Amcu disappointed at NUM boycott
NUM says the explosive tension with Amcu is why its members will not attend the memorial.
MARIKANA - Association of Mineworkers and Construction Union (Amcu) President Joseph Mathunjwa says it's disappointing that the National Union of Mineworkers (NUM) will not be attending today's proceedings in Marikana.
The NUM boycotted the commemoration event saying it was organised deliberately to marginalise them.
Mathunjwa invited the NUM to join him on stage to spread a message of peace, but said he was disappointed they were not coming.
"What disappoints me is that they [the NUM] are the very people who signed the framework. This was an opportunity to demonstrate that peace."
The NUM's Frans Baleni said the simmering tension is why they have decided to boycott today's memorial.
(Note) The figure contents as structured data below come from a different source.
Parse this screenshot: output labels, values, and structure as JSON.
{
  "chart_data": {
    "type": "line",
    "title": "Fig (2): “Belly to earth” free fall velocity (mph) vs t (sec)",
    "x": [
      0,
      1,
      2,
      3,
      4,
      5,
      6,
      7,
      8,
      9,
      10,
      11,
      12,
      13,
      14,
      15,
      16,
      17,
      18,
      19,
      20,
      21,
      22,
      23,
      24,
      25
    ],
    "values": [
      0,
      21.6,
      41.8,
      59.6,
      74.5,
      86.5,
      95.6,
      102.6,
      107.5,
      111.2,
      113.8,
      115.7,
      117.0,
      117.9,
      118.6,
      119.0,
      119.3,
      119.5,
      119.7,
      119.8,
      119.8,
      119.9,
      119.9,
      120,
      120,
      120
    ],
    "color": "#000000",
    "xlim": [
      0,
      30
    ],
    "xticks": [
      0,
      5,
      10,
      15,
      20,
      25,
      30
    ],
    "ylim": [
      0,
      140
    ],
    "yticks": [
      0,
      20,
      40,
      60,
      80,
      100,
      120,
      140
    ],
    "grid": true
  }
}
"We have so far lost 21 people. So, one of our main concerns was safety. Amcu members are openly singing songs in which they ask, "How can we kill the NUM? How can we kill their leaders?". In such an environment, it will be an ambush where we will be killed."
It appears tensions between the rival unions is still rife and may create more conflict in the area, which is already volatile.
It has been exactly one year since 34 mineworkers were killed at Lonmin's Platinum Mine in Marikana at the hands of police during a violent unprotected strike.
Ten people, including police officers, were killed in unrest leading up to the shootings.
Thousands have gathered to pay tribute at the commemoration ceremony to mark the anniversary of the deaths.
Before the shooting last year, Mathunjwa had pleaded with miners to hand over their weapons and disperse.
The NUM and Amcu say many of its members have been intimidated and killed in the troubled platinum belt.
Police in the North West have been carrying out several raids in townships surrounding the mines since last year's shooting.
Dozens of people have since been arrested.
The police's Thulani Ngubane says they are only investigating 15 cases, not all of which are related to mining.
"These are some of those sporadic cases. Some are related to issues between mineworkers, but some are criminal cases."
But both unions are disputing the figure saying the number of people killed was much higher.